Formalised research ethics have not always been with us. At one time it was felt that ethical considerations could be left to experts and religions, without the need for regulation and legislation. Over the last hundred years this trust has all too often been shown to be misplaced, and high profile cases have shaped the research landscape we have today. This TARSK (things all researchers should know) covers one well known example.
The Tuskegee Syphilis Experiment ran from 1932 to 1972 in Tuskagee, Alabama, USA. The research started by recruiting 339 poor African-American men who had syphilis in 1932 (at a time when there was not any effective treatment) and followed their progress over the next forty years to see how the disease developed if left untreated.
At the time the project started, in 1932, there is reason to believe that its aims were positive. For example, it seems the experiment was intended to highlight the need for treatment programmes.
However, the shortcomings were numerous and appalling:
1. The 339 men recruited were not told they had syphilis and consequently went on to infect many of their wives, which resulted in 19 of their children being born with congenital syphilis.
2. By 1947 penicillin had become the standard and effective treatment for syphilis, however many of the men were not treated, nor told of their disease and the options to end it.
3. Some of the men who were aware of penicillin were given placebos to enable their progress to be recorded.
4. After the Second World War, and the medical abuses associated with the Holocaust, the Nuremberg Code was adopted to protect research subjects, but nobody involved with this experiment or overseeing it (for example the CDC) seems to have made the connection that these new rules covered them.
Although the experiment was never ‘secret’, for example, plenty of papers were published, the public in general were not aware of it.
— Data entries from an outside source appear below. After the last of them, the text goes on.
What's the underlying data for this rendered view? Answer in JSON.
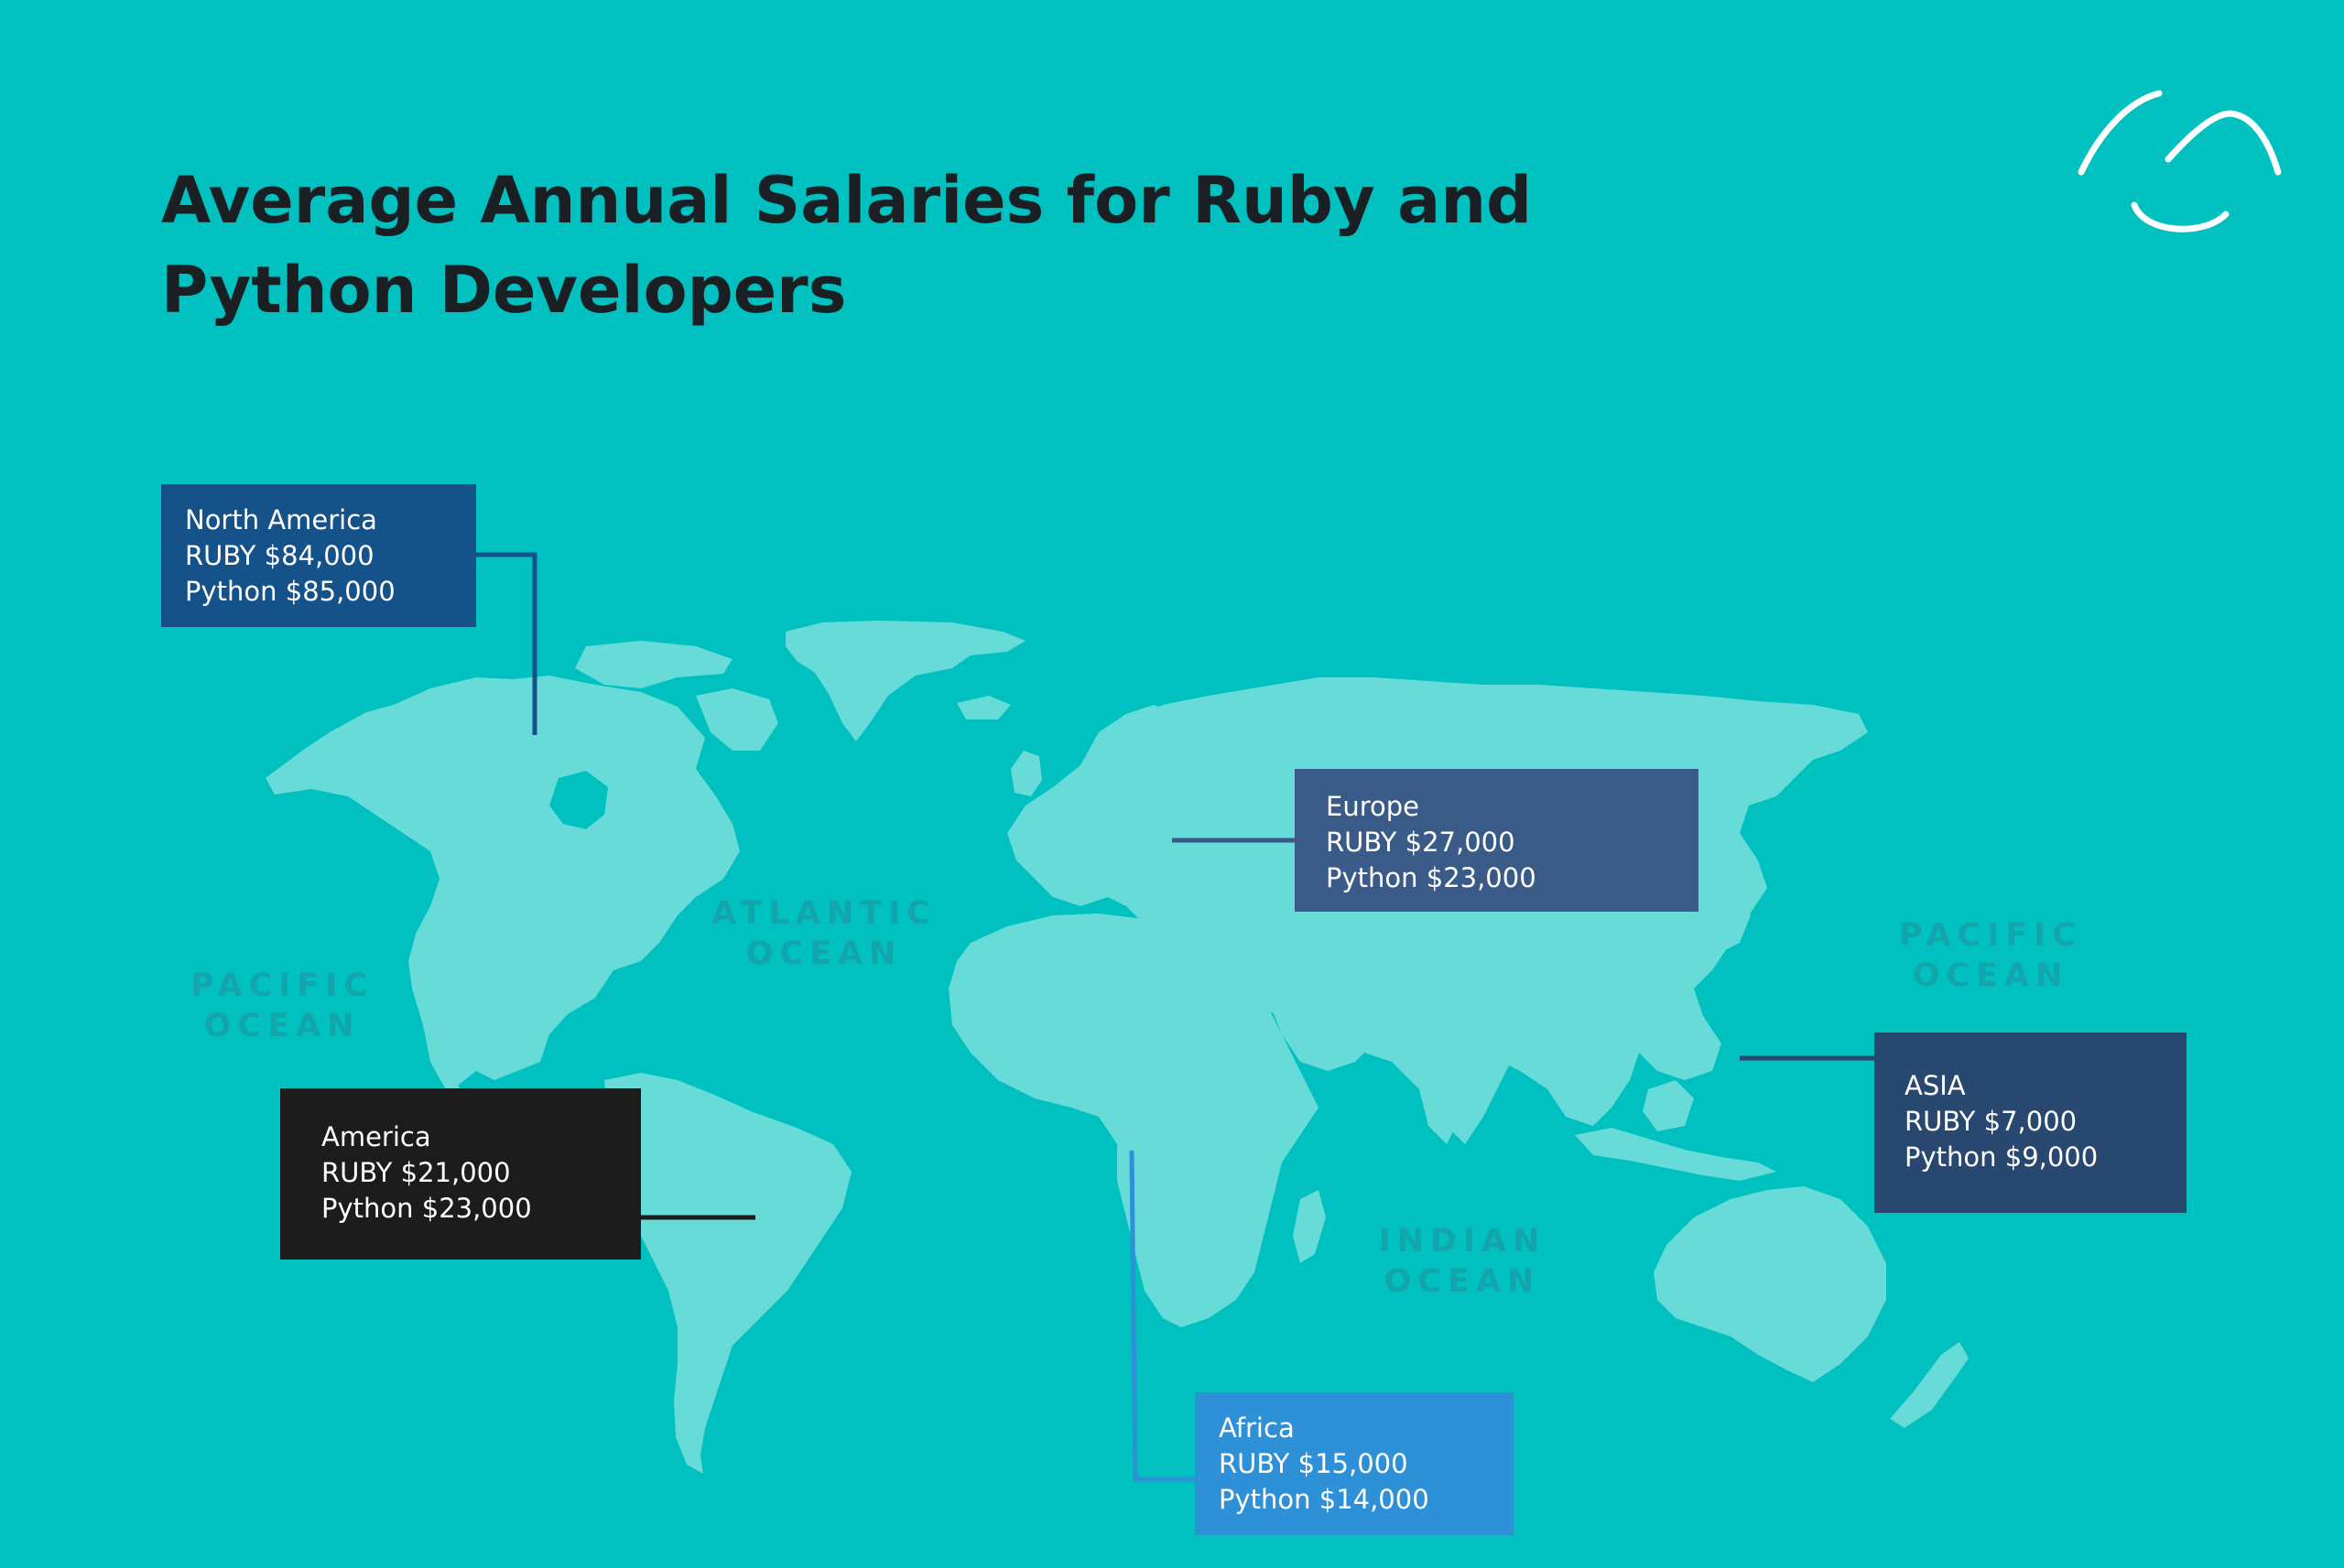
{
  "title": "Average Annual Salaries for Ruby and Python Developers",
  "oceans": {
    "pacific_west": [
      "PACIFIC",
      "OCEAN"
    ],
    "atlantic": [
      "ATLANTIC",
      "OCEAN"
    ],
    "indian": [
      "INDIAN",
      "OCEAN"
    ],
    "pacific_east": [
      "PACIFIC",
      "OCEAN"
    ]
  },
  "regions": {
    "north_america": {
      "name": "North America",
      "ruby": "RUBY $84,000",
      "python": "Python $85,000",
      "color": "#16528a"
    },
    "america": {
      "name": "America",
      "ruby": "RUBY $21,000",
      "python": "Python $23,000",
      "color": "#1c1c1c"
    },
    "europe": {
      "name": "Europe",
      "ruby": "RUBY $27,000",
      "python": "Python $23,000",
      "color": "#3a5b87"
    },
    "asia": {
      "name": "ASIA",
      "ruby": "RUBY $7,000",
      "python": "Python $9,000",
      "color": "#294870"
    },
    "africa": {
      "name": "Africa",
      "ruby": "RUBY $15,000",
      "python": "Python $14,000",
      "color": "#2e90d6"
    }
  },
  "colors": {
    "background": "#00c0c0",
    "land": "#66dbd8",
    "ocean_label": "#12a6ac",
    "title": "#1a1f24"
  },
  "logo": "wave-smile-logo"
}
The story was eventually leaked to the press by Peter Buxton, who had spent several years trying to get the programme closed down through the official channels (for example, in 1966 the Government’s CDC confirmed the need to continue the study until all the men were dead and had been autopsied). The story was carried by the Washington Start in July 1972 and the experiment was closed the same year.
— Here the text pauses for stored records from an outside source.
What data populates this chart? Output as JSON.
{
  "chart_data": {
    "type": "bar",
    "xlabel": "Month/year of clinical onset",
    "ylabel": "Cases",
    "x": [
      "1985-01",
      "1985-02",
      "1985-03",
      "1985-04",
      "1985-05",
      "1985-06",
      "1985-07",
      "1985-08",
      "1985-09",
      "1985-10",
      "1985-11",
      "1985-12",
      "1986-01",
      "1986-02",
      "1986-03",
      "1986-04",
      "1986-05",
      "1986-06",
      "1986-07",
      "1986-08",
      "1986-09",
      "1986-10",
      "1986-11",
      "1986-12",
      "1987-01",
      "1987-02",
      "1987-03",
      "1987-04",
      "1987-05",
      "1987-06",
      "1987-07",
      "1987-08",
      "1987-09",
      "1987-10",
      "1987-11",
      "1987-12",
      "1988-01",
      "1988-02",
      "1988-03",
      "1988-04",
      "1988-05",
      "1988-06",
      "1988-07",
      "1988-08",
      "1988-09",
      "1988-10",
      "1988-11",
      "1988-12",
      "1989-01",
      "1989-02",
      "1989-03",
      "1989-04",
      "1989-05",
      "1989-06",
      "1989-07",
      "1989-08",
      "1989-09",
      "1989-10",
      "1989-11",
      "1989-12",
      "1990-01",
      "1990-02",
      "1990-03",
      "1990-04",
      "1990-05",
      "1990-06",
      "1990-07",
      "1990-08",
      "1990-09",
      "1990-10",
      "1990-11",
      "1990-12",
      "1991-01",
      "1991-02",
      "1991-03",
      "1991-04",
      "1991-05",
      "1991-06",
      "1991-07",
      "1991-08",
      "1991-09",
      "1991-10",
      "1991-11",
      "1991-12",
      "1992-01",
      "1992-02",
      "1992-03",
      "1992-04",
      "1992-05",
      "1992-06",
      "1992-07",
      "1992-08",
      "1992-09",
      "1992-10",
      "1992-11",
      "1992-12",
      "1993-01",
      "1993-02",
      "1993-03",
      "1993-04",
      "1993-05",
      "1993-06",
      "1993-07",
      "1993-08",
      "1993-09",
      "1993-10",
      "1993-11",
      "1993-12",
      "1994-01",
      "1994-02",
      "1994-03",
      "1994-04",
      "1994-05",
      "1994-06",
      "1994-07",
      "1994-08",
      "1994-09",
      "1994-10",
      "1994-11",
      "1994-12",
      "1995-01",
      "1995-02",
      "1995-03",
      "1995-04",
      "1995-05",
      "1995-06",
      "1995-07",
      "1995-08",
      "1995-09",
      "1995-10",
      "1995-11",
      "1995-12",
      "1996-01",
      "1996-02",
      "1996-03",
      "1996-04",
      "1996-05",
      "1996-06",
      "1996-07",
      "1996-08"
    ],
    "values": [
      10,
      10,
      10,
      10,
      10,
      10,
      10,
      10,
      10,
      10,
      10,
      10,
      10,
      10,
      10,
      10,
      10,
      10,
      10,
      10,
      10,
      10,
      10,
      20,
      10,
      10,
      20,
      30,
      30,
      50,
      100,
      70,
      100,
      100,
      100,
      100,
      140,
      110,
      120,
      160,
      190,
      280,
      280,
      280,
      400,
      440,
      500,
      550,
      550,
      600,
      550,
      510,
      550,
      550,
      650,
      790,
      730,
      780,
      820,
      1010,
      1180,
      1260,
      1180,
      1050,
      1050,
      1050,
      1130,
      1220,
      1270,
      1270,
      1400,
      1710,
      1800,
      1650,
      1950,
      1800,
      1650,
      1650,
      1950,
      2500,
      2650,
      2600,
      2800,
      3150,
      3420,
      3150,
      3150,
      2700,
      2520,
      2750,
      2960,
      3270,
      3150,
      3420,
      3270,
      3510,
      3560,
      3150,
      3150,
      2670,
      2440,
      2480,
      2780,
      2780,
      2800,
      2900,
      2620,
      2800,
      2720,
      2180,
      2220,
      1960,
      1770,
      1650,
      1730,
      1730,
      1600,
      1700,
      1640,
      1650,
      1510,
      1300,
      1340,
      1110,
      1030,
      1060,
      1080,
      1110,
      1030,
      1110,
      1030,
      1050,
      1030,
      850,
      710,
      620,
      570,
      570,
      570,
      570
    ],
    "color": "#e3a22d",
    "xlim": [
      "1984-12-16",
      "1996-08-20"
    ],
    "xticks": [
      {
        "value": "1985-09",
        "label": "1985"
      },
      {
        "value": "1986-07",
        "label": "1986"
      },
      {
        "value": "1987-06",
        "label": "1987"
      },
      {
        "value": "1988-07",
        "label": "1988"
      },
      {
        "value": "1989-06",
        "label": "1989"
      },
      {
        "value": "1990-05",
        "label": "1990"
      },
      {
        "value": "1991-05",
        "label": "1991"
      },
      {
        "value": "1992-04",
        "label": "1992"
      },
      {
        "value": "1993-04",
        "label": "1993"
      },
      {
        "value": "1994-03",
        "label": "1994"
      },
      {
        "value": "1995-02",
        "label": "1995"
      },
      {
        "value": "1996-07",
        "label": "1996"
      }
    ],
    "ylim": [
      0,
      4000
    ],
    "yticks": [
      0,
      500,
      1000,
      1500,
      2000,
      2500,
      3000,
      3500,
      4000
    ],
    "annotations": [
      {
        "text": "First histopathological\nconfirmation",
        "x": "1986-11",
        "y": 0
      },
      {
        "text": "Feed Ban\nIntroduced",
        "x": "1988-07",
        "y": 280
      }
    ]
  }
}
In 1976 the historian James Jones interviewed John Heller, who had been the Director of the Venereal Disease unit of the PHS from 1943 to 1948, amongst Heller’s remarks were “The men's status did not warrant ethical debate. They were subjects, not patients; clinical material, not sick people.”
In 1974 the US Government passed the National Research Act and the creation of the National Commission for the Protection of Human Subjects of Biomedical and Behavioral Research helping ensure that such things could not happen in the future.
Research conducted in 1990 by Southern Christian Leadership Conference among African American churchgoers found that 34% thought AIDS was an artificial virus, 35% thought it a form of genocide, and 44% thought the Government were not telling the truth about AIDS. Many commentators have linked these beliefs to the loss of confidence created by the Tuskegee experiment.